Odor - in The Indoor Environment

In The Indoor Environment

The human sense of smell is a primary factor in the sensation of comfort. Olfaction as a sensory system brings awareness of the presence of airborne chemicals. Some inhaled chemicals are volatile compounds that act as a stimulus, triggering unwanted reactions such as nose, eye, and throat irritation. Perception of odor and of irritation is unique to each person, and varies because of physical conditions or memory of past exposures to similar chemicals. A person's specific threshold before an odor becomes a nuisance depends also on the frequency, concentration, and duration of an odor.

The perception of irritation from odor sensation is hard to investigate because exposure to a volatile chemical elicits a different response based on sensory and physiological signals, and interpretation of these signals influenced by experience, expectations, personality or situational factors.

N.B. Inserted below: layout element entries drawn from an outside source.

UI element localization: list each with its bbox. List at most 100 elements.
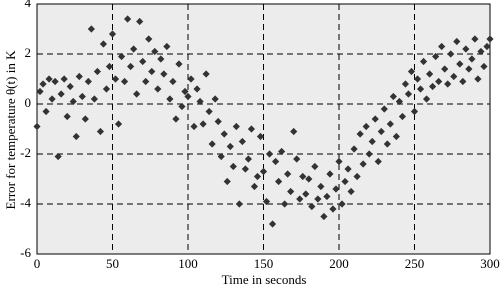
point <box>105 62 114 71</box>
point <box>432 52 440 61</box>
point <box>293 155 301 163</box>
point <box>374 157 382 166</box>
point <box>275 177 283 186</box>
y-tick-label: 0 <box>25 95 32 110</box>
point <box>419 57 428 66</box>
point <box>317 182 325 191</box>
point <box>148 67 156 76</box>
point <box>66 82 74 91</box>
point <box>36 87 44 96</box>
point <box>235 200 243 208</box>
point <box>401 80 410 88</box>
point <box>217 152 225 161</box>
point <box>96 127 105 136</box>
point <box>253 172 262 181</box>
point <box>244 155 252 163</box>
point <box>302 190 310 198</box>
point <box>287 187 295 196</box>
x-tick-label: 250 <box>405 256 425 271</box>
point <box>332 185 340 193</box>
point <box>311 162 319 171</box>
point <box>453 37 461 46</box>
point <box>299 172 307 181</box>
point <box>386 120 394 128</box>
point <box>362 122 370 131</box>
point <box>93 67 101 76</box>
point <box>127 62 135 71</box>
y-tick-label: 2 <box>25 45 32 60</box>
point <box>193 85 201 93</box>
point <box>130 45 138 53</box>
point <box>181 87 189 96</box>
y-tick-label: -6 <box>20 245 31 260</box>
point <box>33 122 41 131</box>
point <box>296 195 304 203</box>
x-tick-label: 100 <box>178 256 198 271</box>
point <box>320 212 328 221</box>
point <box>151 47 159 56</box>
point <box>63 112 71 121</box>
point <box>353 172 361 181</box>
point <box>438 42 446 51</box>
point <box>48 95 56 103</box>
y-tick-label: -2 <box>20 145 31 160</box>
point <box>124 15 132 23</box>
point <box>238 137 246 146</box>
point <box>290 127 298 136</box>
point <box>99 40 108 48</box>
point <box>247 125 256 133</box>
point <box>60 75 68 83</box>
point <box>229 162 237 171</box>
point <box>136 17 144 26</box>
point <box>75 72 83 81</box>
point <box>410 107 419 116</box>
point <box>51 77 59 86</box>
point <box>441 65 449 73</box>
point <box>39 80 47 88</box>
point <box>259 167 268 176</box>
point <box>398 112 407 121</box>
x-axis-label: Time in seconds <box>222 272 307 287</box>
point <box>199 120 207 128</box>
point <box>226 142 234 151</box>
point <box>377 127 385 136</box>
point <box>323 192 331 201</box>
point <box>407 67 416 76</box>
point <box>87 25 95 33</box>
point <box>271 157 280 166</box>
point <box>268 220 277 228</box>
point <box>371 115 379 123</box>
point <box>211 95 219 103</box>
point <box>486 35 494 43</box>
x-tick-label: 150 <box>254 256 274 271</box>
point <box>462 45 470 53</box>
point <box>214 117 222 126</box>
x-tick-label: 0 <box>34 256 41 271</box>
point <box>205 107 213 116</box>
point <box>78 92 86 101</box>
point <box>380 105 388 113</box>
point <box>326 170 334 178</box>
point <box>480 62 488 71</box>
point <box>172 115 180 123</box>
point <box>175 60 183 68</box>
point <box>347 187 355 196</box>
point <box>456 60 464 68</box>
point <box>404 90 413 98</box>
point <box>471 35 479 43</box>
point <box>395 97 403 106</box>
point <box>120 77 129 86</box>
point <box>359 160 367 168</box>
point <box>314 195 322 203</box>
point <box>335 157 343 166</box>
point <box>416 85 425 93</box>
point <box>169 77 177 86</box>
point <box>42 107 50 116</box>
point <box>459 77 467 86</box>
point <box>444 80 452 88</box>
point <box>190 122 198 131</box>
point <box>108 30 117 38</box>
y-tick-label: -4 <box>20 195 31 210</box>
point <box>383 140 391 148</box>
point <box>250 182 259 191</box>
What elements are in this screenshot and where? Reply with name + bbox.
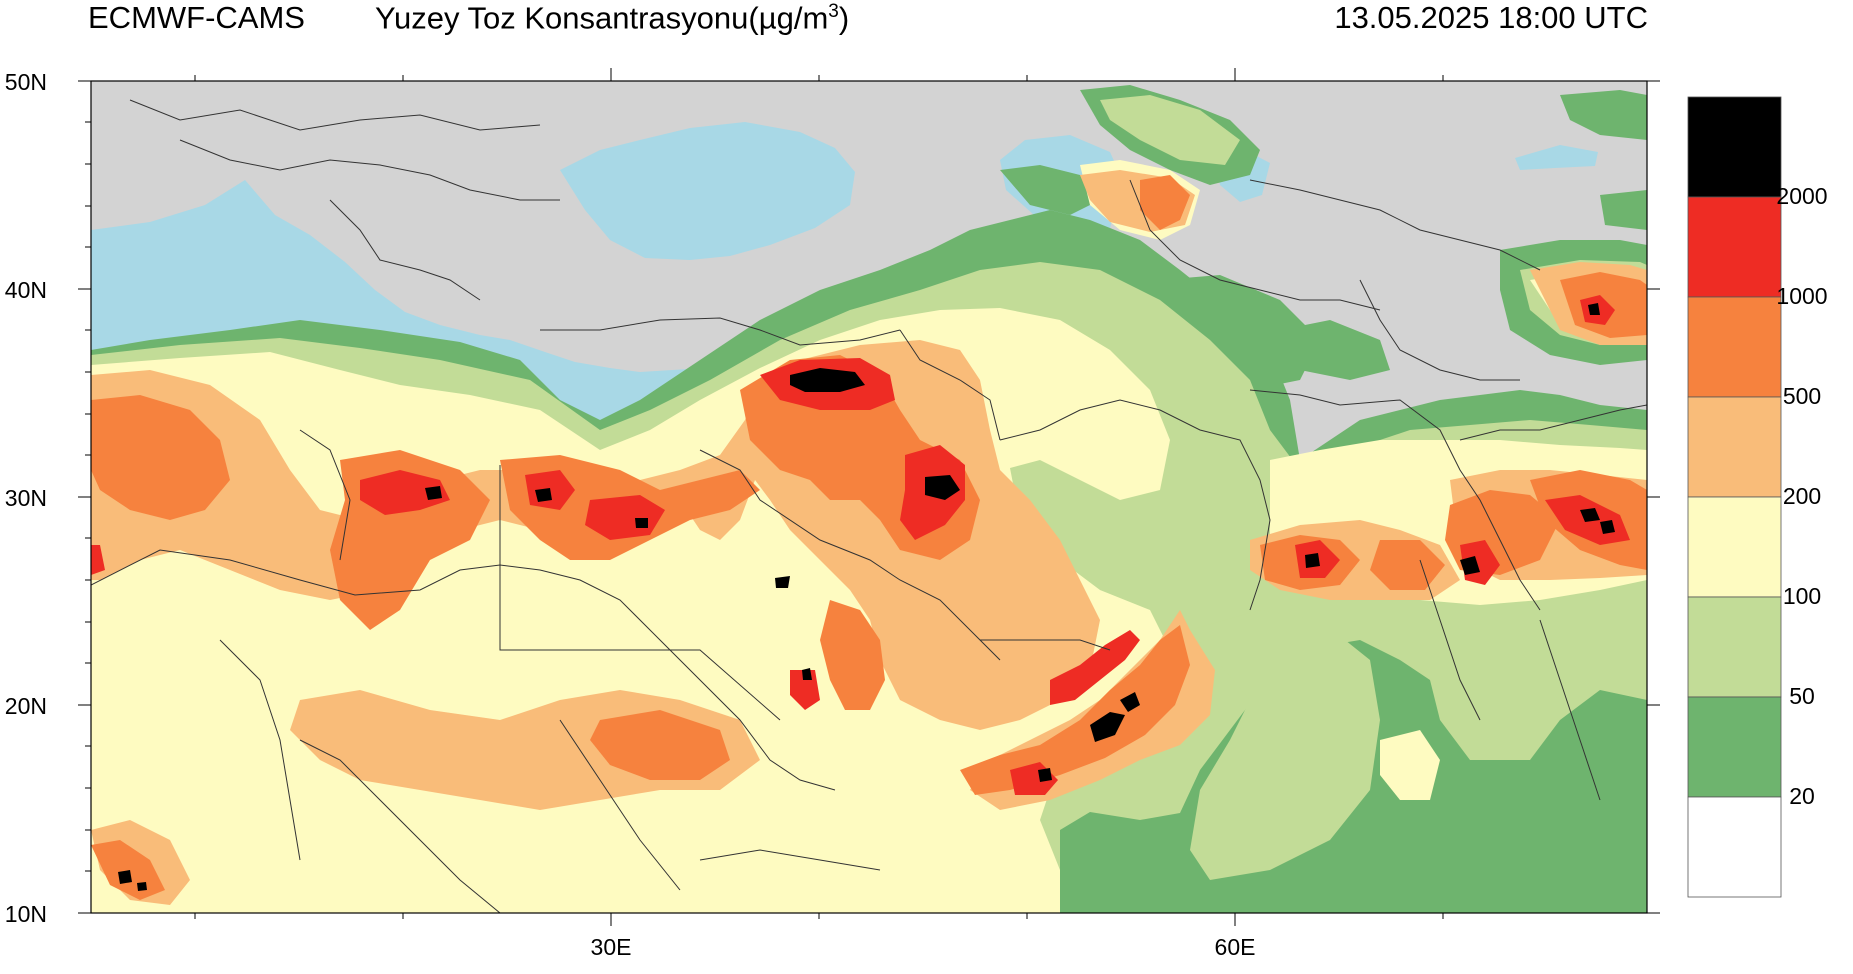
map-title: Yuzey Toz Konsantrasyonu(µg/m3) [375,0,850,36]
colorbar-swatch-below-20 [1687,796,1782,898]
lat-label: 50N [5,69,47,95]
axis-ticks [78,68,1660,926]
colorbar-label-1000: 1000 [1776,283,1828,309]
colorbar-swatch-500 [1687,296,1782,398]
colorbar-swatch-1000 [1687,196,1782,298]
latitude-labels: 50N 40N 30N 20N 10N [5,69,47,927]
colorbar-label-20: 20 [1789,783,1815,809]
colorbar-swatch-50 [1687,596,1782,698]
map-area [91,81,1647,913]
colorbar-swatch-200 [1687,396,1782,498]
valid-time-label: 13.05.2025 18:00 UTC [1334,0,1648,35]
contour-2000 [118,303,1615,891]
colorbar-label-50: 50 [1789,683,1815,709]
longitude-labels: 30E 60E [591,934,1256,960]
black-sea [560,122,855,260]
colorbar-swatch-20 [1687,696,1782,798]
colorbar-swatch-100 [1687,496,1782,598]
lat-label: 10N [5,901,47,927]
dust-contours [91,85,1647,913]
country-borders [91,99,1647,913]
lat-label: 30N [5,485,47,511]
lat-label: 20N [5,693,47,719]
colorbar-label-500: 500 [1782,383,1822,409]
model-source-label: ECMWF-CAMS [88,0,305,35]
colorbar [1687,96,1782,898]
lon-label: 30E [591,934,632,960]
lat-label: 40N [5,277,47,303]
lon-label: 60E [1215,934,1256,960]
colorbar-label-100: 100 [1782,583,1822,609]
colorbar-swatch-2000-plus [1687,96,1782,198]
colorbar-label-2000: 2000 [1776,183,1828,209]
balkhash-lake [1515,145,1598,170]
colorbar-label-200: 200 [1782,483,1822,509]
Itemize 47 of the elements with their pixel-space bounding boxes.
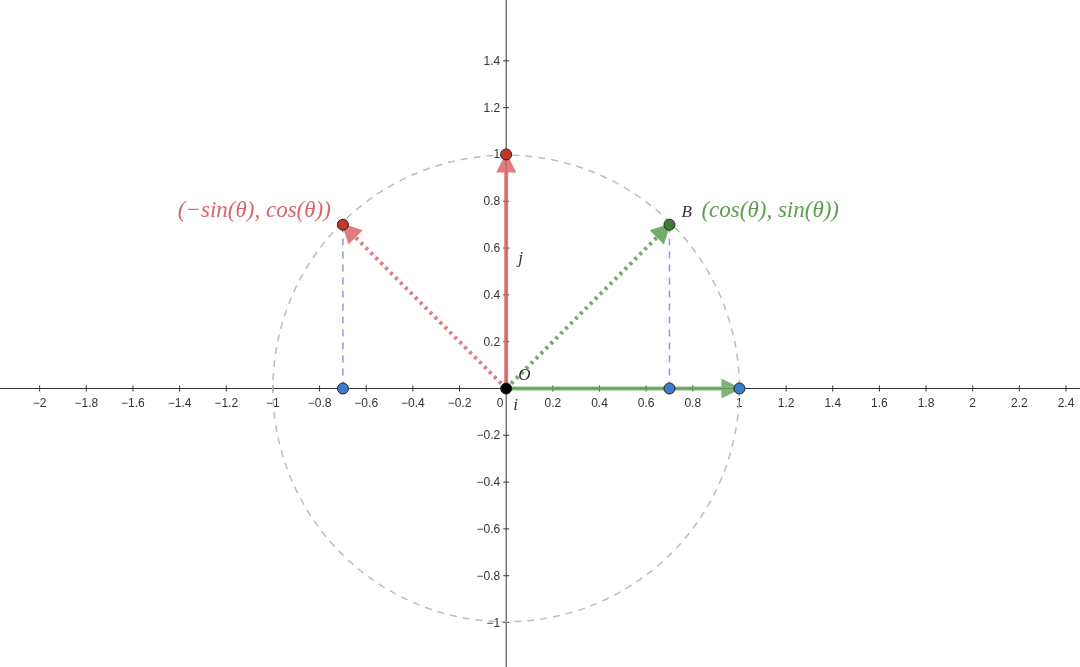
x-tick-label: 0 <box>496 396 504 411</box>
x-tick-label: −0.4 <box>401 396 426 411</box>
point <box>733 382 746 395</box>
y-tick-label: 0.4 <box>483 287 501 302</box>
point <box>663 382 676 395</box>
series-label: (−sin(θ), cos(θ)) <box>177 196 331 222</box>
x-tick-label: −1.2 <box>214 396 239 411</box>
annotation: O <box>518 365 531 385</box>
point <box>663 218 676 231</box>
annotation: i <box>513 395 519 415</box>
y-tick-label: −1 <box>486 615 501 630</box>
point <box>336 382 349 395</box>
x-tick-label: 0.6 <box>637 396 655 411</box>
series-label: (cos(θ), sin(θ)) <box>701 196 840 222</box>
x-tick-label: 1.2 <box>777 396 795 411</box>
x-tick-label: −0.2 <box>447 396 472 411</box>
x-tick-label: 2 <box>969 396 977 411</box>
annotation: j <box>516 248 524 268</box>
y-tick-label: 0.2 <box>483 334 501 349</box>
x-tick-label: −1 <box>266 396 281 411</box>
y-tick-label: −0.6 <box>476 521 501 536</box>
y-tick-label: 1 <box>493 147 501 162</box>
point <box>500 148 513 161</box>
x-tick-label: 0.4 <box>591 396 609 411</box>
x-tick-label: 1.8 <box>917 396 935 411</box>
x-tick-label: −1.6 <box>121 396 146 411</box>
y-tick-label: 0.6 <box>483 241 501 256</box>
point <box>500 382 513 395</box>
x-tick-label: −0.6 <box>354 396 379 411</box>
x-tick-label: 2.4 <box>1057 396 1075 411</box>
x-tick-label: −2 <box>32 396 47 411</box>
y-tick-label: 0.8 <box>483 194 501 209</box>
x-tick-label: 0.8 <box>684 396 702 411</box>
y-tick-label: −0.4 <box>476 475 501 490</box>
x-tick-label: 0.2 <box>544 396 562 411</box>
y-tick-label: −0.2 <box>476 428 501 443</box>
x-tick-label: 2.2 <box>1011 396 1029 411</box>
y-tick-label: 1.2 <box>483 100 501 115</box>
x-tick-label: 1.6 <box>871 396 889 411</box>
x-tick-label: −0.8 <box>307 396 332 411</box>
x-tick-label: −1.4 <box>167 396 192 411</box>
y-tick-label: −0.8 <box>476 568 501 583</box>
annotation: B <box>681 201 693 221</box>
y-tick-label: 1.4 <box>483 53 501 68</box>
point <box>336 218 349 231</box>
x-tick-label: −1.8 <box>74 396 99 411</box>
x-tick-label: 1.4 <box>824 396 842 411</box>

Volatile organic compounds (VOCs) may have higher concentrations in confined indoor environments due to restricted infiltration of fresh air, as compared to the outdoor environment; leading to greater potential for toxic health exposures from a variety of chemical compounds. Health effects of odor are traced to the sensation of an odor or the odorant itself. Health effects and symptoms vary, including eye, nose, or throat irritation, cough, chest tightness, drowsiness, and mood change; all of which decrease as an odor ceases. Odors may also trigger illnesses such as asthma, depression, stress induced illness, or hypersensitivity. Ability to perform tasks may decrease, and other social/behavioral changes may occur.

Occupants should expect remediation from disturbing and unexpected odors that disturb concentration, diminish productivity, evoke symptoms, and generally increase the dislike for a particular environment. It is important to set occupational exposure limits (OELs) to ensure the health and safety or workers as well as comfort, because exposure to chemicals can elicit physiological and biochemical changes in the upper respiratory system. Standards are hard to set when exposures are not reported and can also be hard to measure. Work force populations vary in levels of discomfort from odors because of exposure history or habituation, and they may not realize possible risks of exposure to chemicals that produce specific odors.